My first organization system was simple sequential numbering. I numbered all my records, 3″ reel-to-reel tapes, and cassettes. This lasted until I had around 40-50 tapes. By that time, I had gotten into computers, and I came up with a complicated hexidecimal system. Music cassettes were all Axxx, with appropriate subcategories (A0 was popular music, A6 was show tunes, A8 was prerecorded cassettes) and comedy cassettes were Cxxx. I recall that reel-to-reel tapes were Exxx, 8-tracks were Dxxx. I forget what I allocated to Bxxx and Fxxx. Records had a more complicated system 00xx(yyy.n), where xx was the EBCDIC of the first letter of the artists name, yyy was the first three letter of the artist, and n was a sequential numbering). I’m looking right now at an old Blood Sweat and Tears album that is numbered 6, 22, and 00C2(BLO,1). I kept a full index file with the contents of everything, except for the records.
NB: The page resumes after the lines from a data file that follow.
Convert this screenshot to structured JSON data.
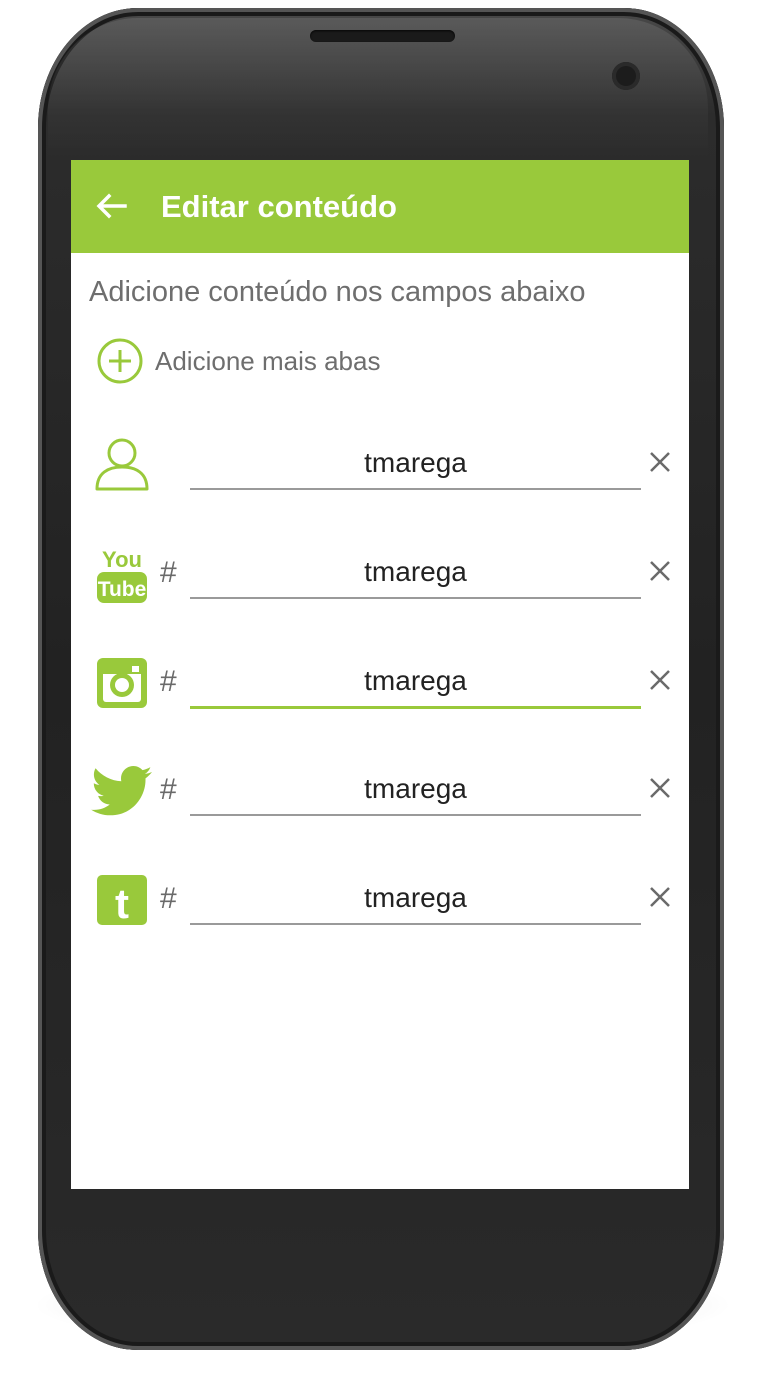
{
  "colors": {
    "accent": "#99c93b",
    "text_secondary": "#6e6e6e",
    "icon_gray": "#6a6a6a"
  },
  "appbar": {
    "back_icon": "arrow-back-icon",
    "title": "Editar conteúdo"
  },
  "subtitle": "Adicione conteúdo nos campos abaixo",
  "add_tabs": {
    "icon": "add-circle-icon",
    "label": "Adicione mais abas"
  },
  "fields": [
    {
      "icon": "user-icon",
      "prefix": "",
      "value": "tmarega",
      "clear_icon": "close-icon"
    },
    {
      "icon": "youtube-icon",
      "prefix": "#",
      "value": "tmarega",
      "clear_icon": "close-icon"
    },
    {
      "icon": "instagram-icon",
      "prefix": "#",
      "value": "tmarega",
      "clear_icon": "close-icon",
      "focused": true
    },
    {
      "icon": "twitter-icon",
      "prefix": "#",
      "value": "tmarega",
      "clear_icon": "close-icon"
    },
    {
      "icon": "tumblr-icon",
      "prefix": "#",
      "value": "tmarega",
      "clear_icon": "close-icon"
    }
  ],
  "icon_text": {
    "youtube_top": "You",
    "youtube_bottom": "Tube",
    "tumblr": "t"
  }
}
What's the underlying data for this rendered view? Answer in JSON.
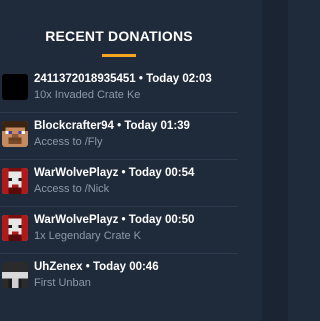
{
  "widget": {
    "title": "RECENT DONATIONS",
    "accent_color": "#f5a623",
    "items": [
      {
        "avatar_icon": "blank-avatar-icon",
        "heading": "2411372018935451 • Today 02:03",
        "detail": "10x Invaded Crate Ke"
      },
      {
        "avatar_icon": "steve-avatar-icon",
        "heading": "Blockcrafter94 • Today 01:39",
        "detail": "Access to /Fly"
      },
      {
        "avatar_icon": "redskin-avatar-icon",
        "heading": "WarWolvePlayz • Today 00:54",
        "detail": "Access to /Nick"
      },
      {
        "avatar_icon": "redskin-avatar-icon",
        "heading": "WarWolvePlayz • Today 00:50",
        "detail": "1x Legendary Crate K"
      },
      {
        "avatar_icon": "dark-avatar-icon",
        "heading": "UhZenex • Today 00:46",
        "detail": "First Unban"
      }
    ]
  }
}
This lasted, surprisingly, until I got into college. By then the hex system was too cumbersome. So I created version 3.0 of the numbering syste. This got rid of numbers, sort of. Everything was put into broad categories and relabled. “*” was popular music; “B” was Beatles, “SS” was Stage and Screen, “:-)” was Comedy, etc. Tapes also had a sorting code, so John Lennon and Yoko Ono’s “Double Fantasy” was catgory B, sorting code L1. That system lasted until I gave up on cassettes.

Nowadays, I’m still “burning” records, this time to CD. But unlike the past, I don’t number things. I keep things on my CD shelves in alphabetical order… but still divided into rough categories. There is popular music, show tunes, comedy, Jewish music, folk, etc.

Perhaps I’ve grown out of the categorization, although being organized is still important to me (ask anyone who’s transferred stuff to me and had me regularize filenames). Perhaps it is what is behind my highway pages (as I’m into the numbering more than collecting route photos). Perhaps it is behind how I tag posts, or how I color-code people on my friends lists (yes, there is a rhyme and reason behind it). But numbering and categorizing things is an odd comfort. It’s also something I think kids today will miss, as they don’t have “physical” collections of their hand-recorded music anymore: they have MP3, organized into folder by their iPods and iRivers, that they can sort everyway from Sunday on artist or genre or the color underwear the band wore when they recorded the album. Yet another part of childhood killed by technology.

So what was your categorical obsession?